Supply chain priority. When a hyperscaler orders 50,000 GPUs, that order gets priority over a national lab ordering 5,000. NVIDIA has been relatively good about maintaining allocation for public-sector customers, but the pressure to prioritize revenue from commercial buyers is real and growing.
The data center supercycle isn’t bad for HPC. The innovations it drives (better cooling, more efficient power distribution, advanced packaging) will benefit supercomputing. But the scale differential is accelerating. The gap between the largest private AI installation and the largest public supercomputer is growing, not shrinking.
A hundred gigawatts of new capacity gets built only if the economics hold. If AI inference demand grows as projected, if agentic AI workloads consume compute at the rates analysts predict, if enterprise adoption accelerates, then the buildout looks prescient. The power gets consumed. The facilities fill up. The materials get used.
If demand disappoints, we have a lot of empty buildings connected to a lot of power that could have been used for other things. And a lot of grid infrastructure investments that ratepayers will be paying for regardless.
The HPC community has seen infrastructure bubbles before. The fiber optic buildout of the late 1990s created massive overcapacity that took a decade to absorb. But it also created the physical infrastructure that made cloud computing possible. Even overcapacity can be productive, given enough time.

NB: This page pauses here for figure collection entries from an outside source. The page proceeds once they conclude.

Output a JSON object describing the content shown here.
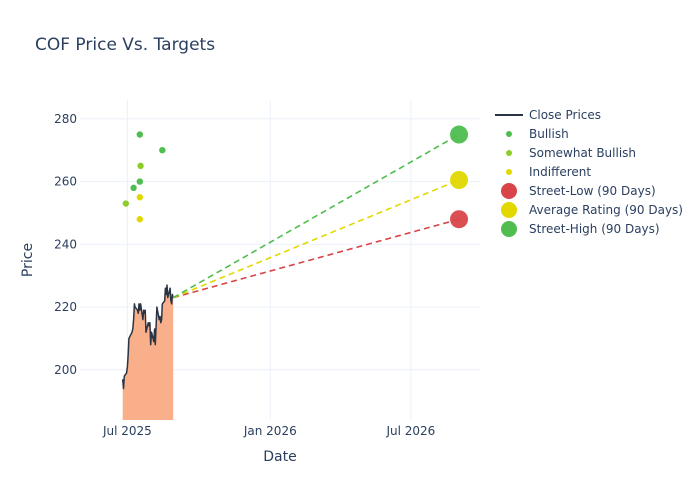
{
  "chart_data": {
    "type": "line",
    "title": "COF Price Vs. Targets",
    "xlabel": "Date",
    "ylabel": "Price",
    "x_range": [
      "2025-05-01",
      "2026-09-28"
    ],
    "ylim": [
      184,
      286
    ],
    "x_ticks": [
      {
        "date": "2025-07-01",
        "label": "Jul 2025"
      },
      {
        "date": "2026-01-01",
        "label": "Jan 2026"
      },
      {
        "date": "2026-07-01",
        "label": "Jul 2026"
      }
    ],
    "y_ticks": [
      200,
      220,
      240,
      260,
      280
    ],
    "grid": true,
    "legend_position": "right",
    "colors": {
      "close_line": "#2b3445",
      "area_fill": "#f9b08a",
      "bullish": "#4fbd4f",
      "somewhat_bullish": "#8ccd2b",
      "indifferent": "#e2d800",
      "street_low": "#d94448",
      "average": "#e2d800",
      "street_high": "#4fbd4f"
    },
    "series": [
      {
        "name": "Close Prices",
        "style": "line",
        "points": [
          [
            "2025-06-25",
            197
          ],
          [
            "2025-06-26",
            194
          ],
          [
            "2025-06-27",
            198
          ],
          [
            "2025-06-30",
            199
          ],
          [
            "2025-07-01",
            201
          ],
          [
            "2025-07-02",
            205
          ],
          [
            "2025-07-03",
            210
          ],
          [
            "2025-07-07",
            212
          ],
          [
            "2025-07-08",
            213
          ],
          [
            "2025-07-09",
            216
          ],
          [
            "2025-07-10",
            221
          ],
          [
            "2025-07-11",
            220
          ],
          [
            "2025-07-14",
            219
          ],
          [
            "2025-07-15",
            218
          ],
          [
            "2025-07-16",
            221
          ],
          [
            "2025-07-17",
            219
          ],
          [
            "2025-07-18",
            221
          ],
          [
            "2025-07-21",
            216
          ],
          [
            "2025-07-22",
            219
          ],
          [
            "2025-07-23",
            218
          ],
          [
            "2025-07-24",
            219
          ],
          [
            "2025-07-25",
            212
          ],
          [
            "2025-07-28",
            215
          ],
          [
            "2025-07-29",
            214
          ],
          [
            "2025-07-30",
            215
          ],
          [
            "2025-07-31",
            208
          ],
          [
            "2025-08-01",
            212
          ],
          [
            "2025-08-04",
            209
          ],
          [
            "2025-08-05",
            213
          ],
          [
            "2025-08-06",
            208
          ],
          [
            "2025-08-07",
            214
          ],
          [
            "2025-08-08",
            220
          ],
          [
            "2025-08-11",
            216
          ],
          [
            "2025-08-12",
            217
          ],
          [
            "2025-08-13",
            215
          ],
          [
            "2025-08-14",
            216
          ],
          [
            "2025-08-15",
            221
          ],
          [
            "2025-08-18",
            222
          ],
          [
            "2025-08-19",
            226
          ],
          [
            "2025-08-20",
            224
          ],
          [
            "2025-08-21",
            227
          ],
          [
            "2025-08-22",
            223
          ],
          [
            "2025-08-25",
            226
          ],
          [
            "2025-08-26",
            222
          ],
          [
            "2025-08-27",
            221
          ],
          [
            "2025-08-28",
            224
          ],
          [
            "2025-08-29",
            223
          ]
        ]
      },
      {
        "name": "Bullish",
        "style": "markers",
        "points": [
          [
            "2025-07-09",
            258
          ],
          [
            "2025-07-17",
            275
          ],
          [
            "2025-07-17",
            260
          ],
          [
            "2025-08-15",
            270
          ]
        ]
      },
      {
        "name": "Somewhat Bullish",
        "style": "markers",
        "points": [
          [
            "2025-06-29",
            253
          ],
          [
            "2025-07-18",
            265
          ]
        ]
      },
      {
        "name": "Indifferent",
        "style": "markers",
        "points": [
          [
            "2025-07-17",
            255
          ],
          [
            "2025-07-17",
            248
          ]
        ]
      },
      {
        "name": "Street-Low (90 Days)",
        "style": "target",
        "start": [
          "2025-08-29",
          223
        ],
        "target": [
          "2026-09-01",
          248
        ]
      },
      {
        "name": "Average Rating (90 Days)",
        "style": "target",
        "start": [
          "2025-08-29",
          223
        ],
        "target": [
          "2026-09-01",
          260.5
        ]
      },
      {
        "name": "Street-High (90 Days)",
        "style": "target",
        "start": [
          "2025-08-29",
          223
        ],
        "target": [
          "2026-09-01",
          275
        ]
      }
    ]
  }
}
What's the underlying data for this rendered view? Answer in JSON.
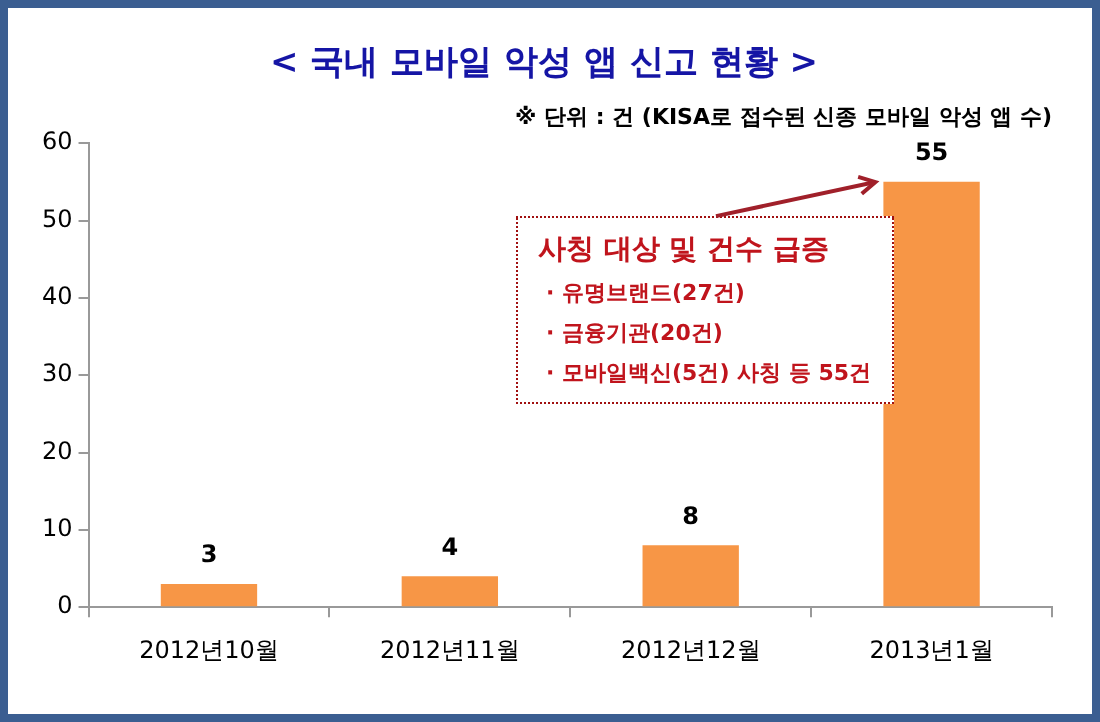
{
  "chart_data": {
    "type": "bar",
    "title": "< 국내 모바일 악성 앱 신고 현황 >",
    "subtitle": "※ 단위 : 건 (KISA로 접수된 신종 모바일 악성 앱 수)",
    "categories": [
      "2012년10월",
      "2012년11월",
      "2012년12월",
      "2013년1월"
    ],
    "values": [
      3,
      4,
      8,
      55
    ],
    "color": "#f79646",
    "ylim": [
      0,
      60
    ],
    "yticks": [
      0,
      10,
      20,
      30,
      40,
      50,
      60
    ],
    "data_labels": true,
    "legend": false,
    "annotations": [
      "사칭 대상 및 건수 급증",
      "· 유명브랜드(27건)",
      "· 금융기관(20건)",
      "· 모바일백신(5건) 사칭 등 55건"
    ]
  }
}
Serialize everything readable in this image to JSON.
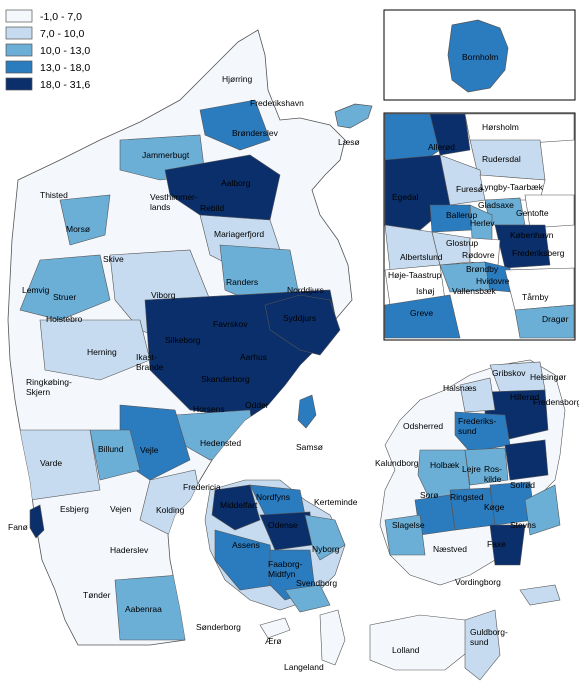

The difference this time: the power consumption is permanent. A dark fiber cable doesn’t consume energy. A powered-down data center still has property taxes, maintenance costs, and grid interconnection fees. The downside case for the 100-gigawatt supercycle isn’t wasted fiber. It’s wasted watts and stranded capital at a scale the industry has never contemplated.
Twelve quarters to double hyperscale capacity. One hundred gigawatts of new construction. The equivalent of a nation’s nuclear fleet, built in five years. That’s the bet the computing industry is making. The power bill comes due regardless of whether AI delivers.